Jonathan Braden (University College London, United Kingdom)

Description

First-order phase transitions proceed through the nucleation and subsequent collision of bubbles. In false vacuum eternal inflation, such collision events are ubiquitous and provide a possible avenue to observationally test the multiverse. They also play an important role in early high temperature phase transitions. I will present results for the full three-dimensional nonlinear dynamics of pairwise bubble collisions, including for the first time the effects of (initially small) quantum fluctuations. This significantly extends the standard treatment of these collisions, where the field profile is assumed to possess a spatial SO(2,1) symmetry and the dynamics reduces to one spatial dimension.
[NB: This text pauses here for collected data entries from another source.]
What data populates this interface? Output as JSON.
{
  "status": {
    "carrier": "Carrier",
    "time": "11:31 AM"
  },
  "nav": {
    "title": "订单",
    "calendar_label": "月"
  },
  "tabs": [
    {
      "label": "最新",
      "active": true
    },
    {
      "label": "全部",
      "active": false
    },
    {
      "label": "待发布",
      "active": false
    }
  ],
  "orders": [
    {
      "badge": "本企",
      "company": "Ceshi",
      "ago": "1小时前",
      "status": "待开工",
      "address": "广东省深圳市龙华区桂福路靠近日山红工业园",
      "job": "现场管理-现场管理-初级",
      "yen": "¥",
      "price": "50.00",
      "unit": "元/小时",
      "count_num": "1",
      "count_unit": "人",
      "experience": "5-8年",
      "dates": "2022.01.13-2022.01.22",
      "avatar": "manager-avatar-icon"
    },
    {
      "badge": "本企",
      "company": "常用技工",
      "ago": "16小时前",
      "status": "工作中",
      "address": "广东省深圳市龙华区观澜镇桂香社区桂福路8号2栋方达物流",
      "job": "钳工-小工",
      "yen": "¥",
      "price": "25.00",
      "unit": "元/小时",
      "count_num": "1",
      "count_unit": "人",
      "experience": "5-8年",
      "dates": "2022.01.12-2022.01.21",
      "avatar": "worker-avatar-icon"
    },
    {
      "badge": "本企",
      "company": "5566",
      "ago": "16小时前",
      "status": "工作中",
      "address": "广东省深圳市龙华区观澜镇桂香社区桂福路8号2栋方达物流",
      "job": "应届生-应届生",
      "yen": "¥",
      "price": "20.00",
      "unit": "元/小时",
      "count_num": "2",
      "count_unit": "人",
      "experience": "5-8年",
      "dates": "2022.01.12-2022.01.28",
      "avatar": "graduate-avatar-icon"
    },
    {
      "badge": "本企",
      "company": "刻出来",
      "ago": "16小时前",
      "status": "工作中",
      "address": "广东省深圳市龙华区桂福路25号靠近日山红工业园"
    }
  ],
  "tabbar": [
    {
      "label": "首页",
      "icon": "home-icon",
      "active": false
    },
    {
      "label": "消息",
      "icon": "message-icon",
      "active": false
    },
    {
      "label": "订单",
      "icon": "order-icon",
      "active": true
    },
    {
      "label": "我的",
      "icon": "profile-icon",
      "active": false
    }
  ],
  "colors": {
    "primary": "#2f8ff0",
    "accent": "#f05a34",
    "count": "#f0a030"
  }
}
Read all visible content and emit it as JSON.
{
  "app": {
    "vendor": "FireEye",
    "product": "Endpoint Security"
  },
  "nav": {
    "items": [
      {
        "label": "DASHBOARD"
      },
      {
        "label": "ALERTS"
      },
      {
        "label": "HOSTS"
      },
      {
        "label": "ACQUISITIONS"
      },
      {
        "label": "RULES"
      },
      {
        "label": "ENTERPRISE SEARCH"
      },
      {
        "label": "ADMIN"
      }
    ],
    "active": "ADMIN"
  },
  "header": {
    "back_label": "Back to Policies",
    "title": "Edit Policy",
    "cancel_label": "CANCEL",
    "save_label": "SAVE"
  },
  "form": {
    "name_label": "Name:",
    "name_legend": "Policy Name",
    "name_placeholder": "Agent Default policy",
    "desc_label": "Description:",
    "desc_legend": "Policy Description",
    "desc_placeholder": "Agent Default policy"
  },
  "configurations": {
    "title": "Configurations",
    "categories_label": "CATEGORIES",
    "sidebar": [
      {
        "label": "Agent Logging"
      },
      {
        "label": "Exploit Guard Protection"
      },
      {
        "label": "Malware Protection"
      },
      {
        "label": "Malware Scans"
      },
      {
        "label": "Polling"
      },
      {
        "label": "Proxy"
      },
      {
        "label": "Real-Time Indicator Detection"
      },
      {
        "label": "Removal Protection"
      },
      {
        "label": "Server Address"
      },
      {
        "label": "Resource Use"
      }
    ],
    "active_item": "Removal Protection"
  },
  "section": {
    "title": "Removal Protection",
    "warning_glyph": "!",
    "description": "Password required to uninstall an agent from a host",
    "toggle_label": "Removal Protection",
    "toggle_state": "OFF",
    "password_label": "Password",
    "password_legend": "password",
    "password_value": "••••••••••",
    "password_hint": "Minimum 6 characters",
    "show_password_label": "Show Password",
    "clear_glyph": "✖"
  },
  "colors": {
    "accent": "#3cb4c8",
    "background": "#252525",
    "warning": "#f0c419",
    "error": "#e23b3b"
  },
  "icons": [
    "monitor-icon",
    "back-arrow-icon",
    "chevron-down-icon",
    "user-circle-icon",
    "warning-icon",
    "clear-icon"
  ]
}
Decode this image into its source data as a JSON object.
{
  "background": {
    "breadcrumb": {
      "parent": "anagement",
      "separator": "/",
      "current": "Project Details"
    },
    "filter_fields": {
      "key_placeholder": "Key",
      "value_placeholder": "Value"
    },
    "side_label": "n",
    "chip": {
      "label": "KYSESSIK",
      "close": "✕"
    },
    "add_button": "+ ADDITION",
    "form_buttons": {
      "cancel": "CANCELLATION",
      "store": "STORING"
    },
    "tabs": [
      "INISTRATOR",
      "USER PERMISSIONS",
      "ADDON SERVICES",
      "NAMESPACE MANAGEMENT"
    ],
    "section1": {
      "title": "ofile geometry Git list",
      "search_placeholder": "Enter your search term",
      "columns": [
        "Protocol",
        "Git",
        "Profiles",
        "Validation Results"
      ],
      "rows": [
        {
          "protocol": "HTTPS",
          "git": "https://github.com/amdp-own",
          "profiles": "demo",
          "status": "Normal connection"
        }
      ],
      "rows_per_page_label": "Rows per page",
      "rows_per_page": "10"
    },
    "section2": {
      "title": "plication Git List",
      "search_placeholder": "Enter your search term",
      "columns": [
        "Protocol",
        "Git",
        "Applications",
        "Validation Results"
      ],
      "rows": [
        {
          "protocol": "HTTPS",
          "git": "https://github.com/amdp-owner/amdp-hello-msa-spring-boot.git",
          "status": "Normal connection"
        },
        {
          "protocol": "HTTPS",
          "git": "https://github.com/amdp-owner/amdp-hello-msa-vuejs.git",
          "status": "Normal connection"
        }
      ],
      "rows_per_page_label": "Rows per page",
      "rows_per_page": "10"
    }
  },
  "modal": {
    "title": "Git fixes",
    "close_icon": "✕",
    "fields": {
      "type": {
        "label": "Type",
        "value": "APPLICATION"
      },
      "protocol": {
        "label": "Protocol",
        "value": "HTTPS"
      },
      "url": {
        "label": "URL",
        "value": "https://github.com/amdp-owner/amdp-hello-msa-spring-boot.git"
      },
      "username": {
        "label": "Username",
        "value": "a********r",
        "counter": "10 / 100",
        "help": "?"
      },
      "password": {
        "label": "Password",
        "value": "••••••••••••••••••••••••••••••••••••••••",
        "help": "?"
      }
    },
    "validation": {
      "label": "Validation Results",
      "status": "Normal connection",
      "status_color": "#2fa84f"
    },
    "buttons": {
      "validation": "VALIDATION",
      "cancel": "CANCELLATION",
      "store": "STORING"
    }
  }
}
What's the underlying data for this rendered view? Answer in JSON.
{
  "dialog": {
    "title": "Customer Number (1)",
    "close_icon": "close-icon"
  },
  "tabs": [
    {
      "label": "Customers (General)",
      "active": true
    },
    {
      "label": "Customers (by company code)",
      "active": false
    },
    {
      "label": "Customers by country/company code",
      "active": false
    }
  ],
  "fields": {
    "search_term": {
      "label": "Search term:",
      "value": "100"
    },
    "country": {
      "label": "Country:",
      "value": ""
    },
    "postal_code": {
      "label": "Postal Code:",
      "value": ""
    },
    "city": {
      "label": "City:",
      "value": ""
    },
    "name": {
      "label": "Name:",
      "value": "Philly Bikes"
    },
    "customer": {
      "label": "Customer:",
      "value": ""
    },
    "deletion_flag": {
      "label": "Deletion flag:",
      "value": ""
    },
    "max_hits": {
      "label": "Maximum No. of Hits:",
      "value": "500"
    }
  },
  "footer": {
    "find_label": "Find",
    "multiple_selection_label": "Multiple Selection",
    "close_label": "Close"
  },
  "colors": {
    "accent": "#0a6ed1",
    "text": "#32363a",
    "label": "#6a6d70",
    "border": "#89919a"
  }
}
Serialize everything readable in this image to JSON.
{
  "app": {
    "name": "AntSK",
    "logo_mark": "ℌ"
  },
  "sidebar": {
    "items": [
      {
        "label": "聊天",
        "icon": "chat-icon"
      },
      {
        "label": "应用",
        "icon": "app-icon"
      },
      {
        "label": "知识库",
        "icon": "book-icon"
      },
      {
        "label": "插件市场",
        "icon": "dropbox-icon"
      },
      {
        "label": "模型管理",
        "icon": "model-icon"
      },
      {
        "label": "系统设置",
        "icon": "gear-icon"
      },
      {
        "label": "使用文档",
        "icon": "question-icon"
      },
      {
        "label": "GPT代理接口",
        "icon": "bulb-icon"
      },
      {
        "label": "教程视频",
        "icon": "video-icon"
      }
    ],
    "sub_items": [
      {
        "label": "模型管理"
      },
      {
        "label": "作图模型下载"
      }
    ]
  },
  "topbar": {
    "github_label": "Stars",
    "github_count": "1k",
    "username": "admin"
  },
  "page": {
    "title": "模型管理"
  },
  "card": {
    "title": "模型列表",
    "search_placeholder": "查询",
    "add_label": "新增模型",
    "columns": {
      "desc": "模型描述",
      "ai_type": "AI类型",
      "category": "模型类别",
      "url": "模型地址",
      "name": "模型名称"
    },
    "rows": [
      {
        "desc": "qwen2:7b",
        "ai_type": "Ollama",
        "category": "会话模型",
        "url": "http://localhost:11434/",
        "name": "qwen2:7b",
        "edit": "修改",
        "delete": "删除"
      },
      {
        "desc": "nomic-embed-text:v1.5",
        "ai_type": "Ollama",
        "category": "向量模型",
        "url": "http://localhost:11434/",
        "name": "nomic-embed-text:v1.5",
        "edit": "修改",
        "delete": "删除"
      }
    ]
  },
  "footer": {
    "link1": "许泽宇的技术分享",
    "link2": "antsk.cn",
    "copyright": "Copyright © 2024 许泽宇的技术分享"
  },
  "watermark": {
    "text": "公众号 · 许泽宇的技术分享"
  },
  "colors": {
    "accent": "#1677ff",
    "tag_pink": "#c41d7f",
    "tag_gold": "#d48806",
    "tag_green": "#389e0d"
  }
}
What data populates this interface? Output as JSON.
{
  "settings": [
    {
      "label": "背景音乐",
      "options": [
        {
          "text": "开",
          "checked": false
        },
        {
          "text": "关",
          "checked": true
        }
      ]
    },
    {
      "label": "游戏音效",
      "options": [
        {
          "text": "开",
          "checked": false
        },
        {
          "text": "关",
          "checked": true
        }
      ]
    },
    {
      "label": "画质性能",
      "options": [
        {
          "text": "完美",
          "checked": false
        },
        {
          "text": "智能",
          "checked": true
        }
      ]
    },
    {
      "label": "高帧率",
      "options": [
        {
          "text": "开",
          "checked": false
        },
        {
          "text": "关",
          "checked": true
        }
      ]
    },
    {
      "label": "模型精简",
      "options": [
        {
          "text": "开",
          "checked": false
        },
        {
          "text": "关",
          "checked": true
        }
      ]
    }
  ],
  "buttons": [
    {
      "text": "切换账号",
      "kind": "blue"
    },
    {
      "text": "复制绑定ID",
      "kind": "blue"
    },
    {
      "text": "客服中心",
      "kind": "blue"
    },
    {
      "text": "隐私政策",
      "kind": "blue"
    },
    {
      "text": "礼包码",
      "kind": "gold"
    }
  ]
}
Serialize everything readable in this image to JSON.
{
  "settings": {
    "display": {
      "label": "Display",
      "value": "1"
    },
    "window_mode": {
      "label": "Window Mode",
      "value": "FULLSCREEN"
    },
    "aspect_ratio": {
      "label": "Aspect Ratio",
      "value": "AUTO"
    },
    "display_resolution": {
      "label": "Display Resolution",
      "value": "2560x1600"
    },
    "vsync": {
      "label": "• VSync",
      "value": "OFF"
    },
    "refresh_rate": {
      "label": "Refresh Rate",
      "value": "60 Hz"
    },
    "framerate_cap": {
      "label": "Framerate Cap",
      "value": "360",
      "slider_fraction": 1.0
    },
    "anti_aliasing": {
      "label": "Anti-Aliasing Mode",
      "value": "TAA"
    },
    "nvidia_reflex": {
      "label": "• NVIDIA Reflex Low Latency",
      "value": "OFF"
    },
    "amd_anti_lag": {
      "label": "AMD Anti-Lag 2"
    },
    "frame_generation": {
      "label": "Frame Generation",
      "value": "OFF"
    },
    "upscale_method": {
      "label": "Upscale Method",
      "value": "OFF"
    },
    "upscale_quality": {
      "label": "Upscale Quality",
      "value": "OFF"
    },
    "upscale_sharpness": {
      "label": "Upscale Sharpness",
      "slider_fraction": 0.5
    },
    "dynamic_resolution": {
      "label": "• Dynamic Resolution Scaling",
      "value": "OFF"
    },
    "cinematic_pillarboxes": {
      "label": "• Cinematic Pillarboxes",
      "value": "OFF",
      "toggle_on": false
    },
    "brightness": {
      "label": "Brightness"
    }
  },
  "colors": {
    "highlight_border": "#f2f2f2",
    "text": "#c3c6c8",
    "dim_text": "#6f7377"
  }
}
However, quantum fluctuations are present and break the assumed symmetry, although the breaking may initially be very small. I will show that accounting for the dynamics of these fluctuations leads to a dramatic breakdown of the SO(2,1) symmetry in a wide class of potentials. Initially, the fluctuations experience a linear parametric instability, which can be interpreted as an inhomogeneous version of Bogoliubov particle production. At the onset of mode-mode coupling, the bubble walls in the collision region dissolve, leaving behind a population of localized oscillating blobs of field known as oscillons. This has implications for the production of gravitational waves and black holes in bubble collisions.